Bir başka iddialı Fransız yönetmen, Luc Besson, ‘5. Element’teki başarısını yinelemek iddiasındaki bilim kurgu filmi ‘Valerian ve Bir gezegen İmparatorluğu’nda beklentilere cevap vermedi.

Bir tür ‘dişi John Wick’ tadındaki aksiyon filmi ‘Sarışın Bomba/Atomic Blonde’, yönetmenliğe soyunan eski dublör ustası David Leitch’in sürükleyici, izlenmeye değer bir seyirliğiydi. Bunda başrolde döktüren, Oscar’lı aktris Charlize Theron’un payı vardı.

GÖRKEMLİ GÖRSEL ŞÖLEN

Güney Koreli estetik ustası Park Chan-Wook, ‘İhtiyar Delikanlı’ (2003) ve ‘İntikam Meleği’nden (2005) sonra, ‘Hizmetçi’ ile intikam türünün önde gelen yönetmeni olduğunu kanıtlıyor. 1930’larda geçen gerilimli ve erotik bir lezbiyen aşk hikâyesi ile dönem atmosferini yansıtan görkemli görselliği ile cinselliğe farklı yaklaşımı ile cüretli seks sahneleriyle ‘Hizmetçi’ birinci sınıf bir seyirlik.

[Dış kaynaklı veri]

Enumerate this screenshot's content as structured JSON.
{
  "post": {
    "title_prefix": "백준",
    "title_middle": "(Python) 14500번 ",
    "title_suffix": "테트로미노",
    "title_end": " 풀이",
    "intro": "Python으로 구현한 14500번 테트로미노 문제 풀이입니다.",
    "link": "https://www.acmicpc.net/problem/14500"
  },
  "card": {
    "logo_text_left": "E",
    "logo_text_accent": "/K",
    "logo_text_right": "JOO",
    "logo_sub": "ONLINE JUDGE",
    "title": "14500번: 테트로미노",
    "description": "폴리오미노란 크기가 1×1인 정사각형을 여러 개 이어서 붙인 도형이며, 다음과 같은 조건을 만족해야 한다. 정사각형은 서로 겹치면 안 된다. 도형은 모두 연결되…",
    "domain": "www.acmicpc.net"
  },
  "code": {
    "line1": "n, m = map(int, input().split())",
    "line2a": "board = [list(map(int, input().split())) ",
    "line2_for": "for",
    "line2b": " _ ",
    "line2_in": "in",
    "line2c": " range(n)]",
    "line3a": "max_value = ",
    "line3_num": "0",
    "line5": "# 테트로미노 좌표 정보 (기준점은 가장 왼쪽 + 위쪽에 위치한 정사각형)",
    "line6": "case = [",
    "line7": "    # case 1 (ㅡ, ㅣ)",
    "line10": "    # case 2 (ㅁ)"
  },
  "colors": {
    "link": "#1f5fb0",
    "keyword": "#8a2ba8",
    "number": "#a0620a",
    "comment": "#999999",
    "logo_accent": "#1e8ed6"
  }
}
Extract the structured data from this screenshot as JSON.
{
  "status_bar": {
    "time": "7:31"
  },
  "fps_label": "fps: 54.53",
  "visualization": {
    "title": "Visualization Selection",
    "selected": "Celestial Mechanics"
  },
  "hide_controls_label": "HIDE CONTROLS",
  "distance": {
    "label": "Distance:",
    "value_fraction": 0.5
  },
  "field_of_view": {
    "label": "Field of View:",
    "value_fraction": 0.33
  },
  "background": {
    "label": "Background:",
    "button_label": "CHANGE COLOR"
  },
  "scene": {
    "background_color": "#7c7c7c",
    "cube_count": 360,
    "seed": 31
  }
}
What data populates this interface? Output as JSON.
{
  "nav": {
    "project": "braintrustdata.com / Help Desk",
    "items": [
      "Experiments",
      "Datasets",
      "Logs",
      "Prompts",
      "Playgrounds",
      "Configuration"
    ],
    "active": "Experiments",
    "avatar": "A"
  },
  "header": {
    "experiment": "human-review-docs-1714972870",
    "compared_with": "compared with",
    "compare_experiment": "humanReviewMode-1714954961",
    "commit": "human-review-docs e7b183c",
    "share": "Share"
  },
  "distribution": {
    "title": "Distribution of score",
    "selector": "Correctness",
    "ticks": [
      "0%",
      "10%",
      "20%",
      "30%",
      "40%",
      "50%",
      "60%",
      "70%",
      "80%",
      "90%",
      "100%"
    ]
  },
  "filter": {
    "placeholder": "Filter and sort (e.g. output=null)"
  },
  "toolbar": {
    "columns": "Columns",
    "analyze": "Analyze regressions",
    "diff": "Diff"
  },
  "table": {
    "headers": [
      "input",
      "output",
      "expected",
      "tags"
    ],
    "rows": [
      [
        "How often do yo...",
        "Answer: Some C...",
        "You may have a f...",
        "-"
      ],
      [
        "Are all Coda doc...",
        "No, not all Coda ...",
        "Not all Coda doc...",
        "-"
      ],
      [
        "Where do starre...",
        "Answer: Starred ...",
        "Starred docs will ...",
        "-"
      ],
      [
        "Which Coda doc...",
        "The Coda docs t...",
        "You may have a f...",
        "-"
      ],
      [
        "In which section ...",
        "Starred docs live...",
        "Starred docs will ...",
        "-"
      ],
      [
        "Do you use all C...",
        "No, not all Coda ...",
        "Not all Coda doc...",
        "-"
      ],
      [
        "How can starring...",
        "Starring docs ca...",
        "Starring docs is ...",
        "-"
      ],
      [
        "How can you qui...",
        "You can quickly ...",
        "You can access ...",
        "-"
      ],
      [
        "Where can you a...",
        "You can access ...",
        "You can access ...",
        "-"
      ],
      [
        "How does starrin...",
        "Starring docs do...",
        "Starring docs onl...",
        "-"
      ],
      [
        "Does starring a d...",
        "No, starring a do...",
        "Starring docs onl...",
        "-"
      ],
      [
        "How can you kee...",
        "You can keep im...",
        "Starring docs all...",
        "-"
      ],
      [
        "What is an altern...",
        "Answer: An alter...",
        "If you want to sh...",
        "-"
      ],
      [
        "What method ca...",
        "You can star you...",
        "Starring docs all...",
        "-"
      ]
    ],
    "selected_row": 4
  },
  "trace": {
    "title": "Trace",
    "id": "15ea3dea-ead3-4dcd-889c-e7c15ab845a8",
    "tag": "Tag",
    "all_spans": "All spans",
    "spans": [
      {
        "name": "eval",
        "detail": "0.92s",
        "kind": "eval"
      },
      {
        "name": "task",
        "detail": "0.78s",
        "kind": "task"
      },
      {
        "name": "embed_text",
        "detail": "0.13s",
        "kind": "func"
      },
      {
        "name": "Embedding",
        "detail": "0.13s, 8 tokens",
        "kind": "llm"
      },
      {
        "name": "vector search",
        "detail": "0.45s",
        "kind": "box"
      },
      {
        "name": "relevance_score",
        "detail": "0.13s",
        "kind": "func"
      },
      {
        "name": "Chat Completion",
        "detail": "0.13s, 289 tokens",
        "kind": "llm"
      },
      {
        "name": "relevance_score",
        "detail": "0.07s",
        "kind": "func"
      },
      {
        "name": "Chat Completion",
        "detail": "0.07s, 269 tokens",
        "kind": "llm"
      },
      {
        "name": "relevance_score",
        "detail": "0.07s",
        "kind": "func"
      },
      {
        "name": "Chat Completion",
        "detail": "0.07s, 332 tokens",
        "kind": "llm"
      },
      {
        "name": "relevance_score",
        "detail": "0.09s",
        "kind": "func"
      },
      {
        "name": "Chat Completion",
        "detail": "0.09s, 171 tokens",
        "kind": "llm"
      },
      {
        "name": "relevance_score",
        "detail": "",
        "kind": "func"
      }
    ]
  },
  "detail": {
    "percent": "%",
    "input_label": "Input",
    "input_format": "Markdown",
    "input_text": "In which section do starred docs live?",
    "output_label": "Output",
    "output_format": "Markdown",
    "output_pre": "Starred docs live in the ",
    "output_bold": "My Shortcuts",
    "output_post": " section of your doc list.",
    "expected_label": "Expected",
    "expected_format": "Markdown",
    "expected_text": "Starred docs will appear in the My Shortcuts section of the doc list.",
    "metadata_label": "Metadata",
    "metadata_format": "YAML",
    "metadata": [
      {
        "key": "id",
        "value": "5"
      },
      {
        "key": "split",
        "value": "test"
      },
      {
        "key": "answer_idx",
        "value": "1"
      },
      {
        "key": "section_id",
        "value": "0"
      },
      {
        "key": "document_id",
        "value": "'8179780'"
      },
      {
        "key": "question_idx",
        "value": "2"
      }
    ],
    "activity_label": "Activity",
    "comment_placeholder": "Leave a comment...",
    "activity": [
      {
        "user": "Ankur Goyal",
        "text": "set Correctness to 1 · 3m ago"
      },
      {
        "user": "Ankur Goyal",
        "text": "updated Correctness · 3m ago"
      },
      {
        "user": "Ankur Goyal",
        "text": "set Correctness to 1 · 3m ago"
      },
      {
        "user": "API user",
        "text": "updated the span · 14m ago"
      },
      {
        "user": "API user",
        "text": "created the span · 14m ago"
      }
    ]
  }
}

Film, 19. yüzyılın bir İngiliz romanını Japon işgali altında yaşayan Kore’ye adapte ediyor. Şehvet, entrika ve cinsel gerilimle örülü göz alıcı öyküsüyle, yarattığı şaşırtıcı görsel dünya ile film izleyicisini etkiliyor. Chan-Wook, ironi yüklü, zarif sinema dilinin yanı sıra, cinselliği kullanmadaki cüretiyle övgüyü hak ediyor.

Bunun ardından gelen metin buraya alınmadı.